The next morning at dawn, Smith hiked out to the crash site to do what a journalist has to do, report on what he saw.

“Right there where I was walking they were carrying the body bags out,” Smith, who lives now in Proctorville, recalled. “It was a horrible, devastating experience for me. I was greener than anything. I was trying to get a grip on myself as well as getting a grip on how to report the story.”

All over the crash site were rescue crews and Marshall officials.

Marshall’s football team had spent the afternoon of Nov. 14 taking on the East Carolina University Pirates at Ficklen Stadium in Greenville, N.C. The Pirates, Marshall’s conference rival, had pulled out a 17-14 victory.

A Southern Airways DC-9 was chartered to bring back 37 team members, eight coaches, 25 MU fans, four on the flight crew and an employee of the charter company.

The plane left Stallings Field in Kinston, N.C., and reached Huntington at 7:23 p.m. Controllers at Tri-State told the pilots rain and fog was making visibility difficult, but a landing was possible. Eleven minutes later a controller gave the OK for a landing.

Minutes later the fuselage burst into flames from the impact into the hillside. The crash was “unsurvivable,” according to the NTSB.

Born and bred in Huntington, Smith was a Marshall man, graduating in 1961. He joined the television station in 1967 as an announcer and weatherman.

“I’ve been in broadcasting for 30 years and the most important, most influential, most tragic story I was ever involved in was in the first few months of my employment,” Smith said. “It was never like that again in my career.”

On Friday, Marshall’s Student Government Association will conduct the annual memorial service at the Memorial Student Center plaza. There the bronze and copper 6,500-pound fountain designed by Italian artist Harry Bertoia and erected in memory of the victims will be turned off until spring.

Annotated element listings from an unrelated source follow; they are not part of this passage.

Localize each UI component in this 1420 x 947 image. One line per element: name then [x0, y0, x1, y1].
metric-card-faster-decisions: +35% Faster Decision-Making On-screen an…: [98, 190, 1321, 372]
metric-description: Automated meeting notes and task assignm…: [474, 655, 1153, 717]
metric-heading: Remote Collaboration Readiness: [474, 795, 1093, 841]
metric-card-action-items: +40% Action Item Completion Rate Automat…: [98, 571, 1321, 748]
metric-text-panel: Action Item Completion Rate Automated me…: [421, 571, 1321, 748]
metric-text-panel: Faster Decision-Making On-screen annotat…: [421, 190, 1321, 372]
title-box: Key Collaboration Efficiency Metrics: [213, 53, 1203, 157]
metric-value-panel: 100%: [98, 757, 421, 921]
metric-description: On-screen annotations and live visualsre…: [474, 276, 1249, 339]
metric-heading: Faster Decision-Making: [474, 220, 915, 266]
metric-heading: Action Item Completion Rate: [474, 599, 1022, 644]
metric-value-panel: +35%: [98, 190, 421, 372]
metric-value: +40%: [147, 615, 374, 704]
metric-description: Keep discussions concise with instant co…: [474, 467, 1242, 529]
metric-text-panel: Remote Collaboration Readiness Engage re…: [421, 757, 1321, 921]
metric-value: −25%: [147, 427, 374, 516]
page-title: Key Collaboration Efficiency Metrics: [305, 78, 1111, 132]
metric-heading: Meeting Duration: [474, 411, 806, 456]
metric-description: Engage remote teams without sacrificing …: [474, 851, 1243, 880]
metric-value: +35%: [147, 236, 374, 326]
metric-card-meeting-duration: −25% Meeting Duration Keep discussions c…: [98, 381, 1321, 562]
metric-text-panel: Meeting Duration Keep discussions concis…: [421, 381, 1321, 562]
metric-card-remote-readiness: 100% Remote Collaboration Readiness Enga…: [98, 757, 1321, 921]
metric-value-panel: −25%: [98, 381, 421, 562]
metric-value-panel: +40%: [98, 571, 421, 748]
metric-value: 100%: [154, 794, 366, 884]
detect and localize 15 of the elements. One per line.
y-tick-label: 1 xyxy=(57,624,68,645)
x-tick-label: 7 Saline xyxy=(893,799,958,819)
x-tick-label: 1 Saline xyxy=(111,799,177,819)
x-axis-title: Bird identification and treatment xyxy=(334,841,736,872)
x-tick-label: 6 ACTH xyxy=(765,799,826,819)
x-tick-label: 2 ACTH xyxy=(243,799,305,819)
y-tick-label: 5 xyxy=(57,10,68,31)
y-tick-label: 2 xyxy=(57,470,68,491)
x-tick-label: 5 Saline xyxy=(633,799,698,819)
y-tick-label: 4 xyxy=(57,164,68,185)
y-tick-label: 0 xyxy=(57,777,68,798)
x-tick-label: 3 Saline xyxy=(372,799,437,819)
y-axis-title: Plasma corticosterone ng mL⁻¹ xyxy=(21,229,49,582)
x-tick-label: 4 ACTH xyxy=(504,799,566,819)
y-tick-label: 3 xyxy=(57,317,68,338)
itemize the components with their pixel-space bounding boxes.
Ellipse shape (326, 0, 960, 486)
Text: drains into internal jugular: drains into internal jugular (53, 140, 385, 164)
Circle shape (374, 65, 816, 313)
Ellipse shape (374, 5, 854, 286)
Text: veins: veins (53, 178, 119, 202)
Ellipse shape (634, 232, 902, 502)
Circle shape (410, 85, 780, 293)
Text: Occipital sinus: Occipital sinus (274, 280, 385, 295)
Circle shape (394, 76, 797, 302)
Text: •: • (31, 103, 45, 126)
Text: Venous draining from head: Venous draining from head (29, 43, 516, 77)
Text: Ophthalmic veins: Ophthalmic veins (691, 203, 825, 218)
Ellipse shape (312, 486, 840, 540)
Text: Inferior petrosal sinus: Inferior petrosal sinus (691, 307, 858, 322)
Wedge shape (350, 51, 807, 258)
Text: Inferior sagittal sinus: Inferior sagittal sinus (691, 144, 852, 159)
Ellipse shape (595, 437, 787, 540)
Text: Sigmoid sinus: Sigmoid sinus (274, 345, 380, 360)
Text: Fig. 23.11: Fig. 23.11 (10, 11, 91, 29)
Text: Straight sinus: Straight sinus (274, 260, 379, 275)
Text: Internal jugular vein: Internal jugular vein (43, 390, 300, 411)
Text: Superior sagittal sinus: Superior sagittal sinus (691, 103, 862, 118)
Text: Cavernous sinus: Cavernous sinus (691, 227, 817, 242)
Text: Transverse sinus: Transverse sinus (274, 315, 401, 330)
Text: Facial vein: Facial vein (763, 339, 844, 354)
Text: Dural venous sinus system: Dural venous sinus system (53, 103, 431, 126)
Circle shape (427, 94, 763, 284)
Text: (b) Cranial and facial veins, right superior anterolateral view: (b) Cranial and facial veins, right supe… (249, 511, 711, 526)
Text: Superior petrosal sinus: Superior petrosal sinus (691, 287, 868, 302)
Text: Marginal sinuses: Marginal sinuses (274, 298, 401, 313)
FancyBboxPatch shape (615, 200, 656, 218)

“Our annual memorial service is a reflection of the sympathy and grief that we continue to feel as a Marshall University community 38 years after the tragedy,” Matt James, student body president, said in a news release. “The service is an example of how important the memories of those lost are to us … Nov. 14, 1970 is a date that ties all of us together.”

CNN correspondent Joe Johns, a 1980 MU graduate, will be the keynote speaker.

“It is something you don’t get over with in a hurry,” Smith said. “It lasts forever. You are thinking of all the people affected, good friends, co-workers, family members. Your lives are forever changed.”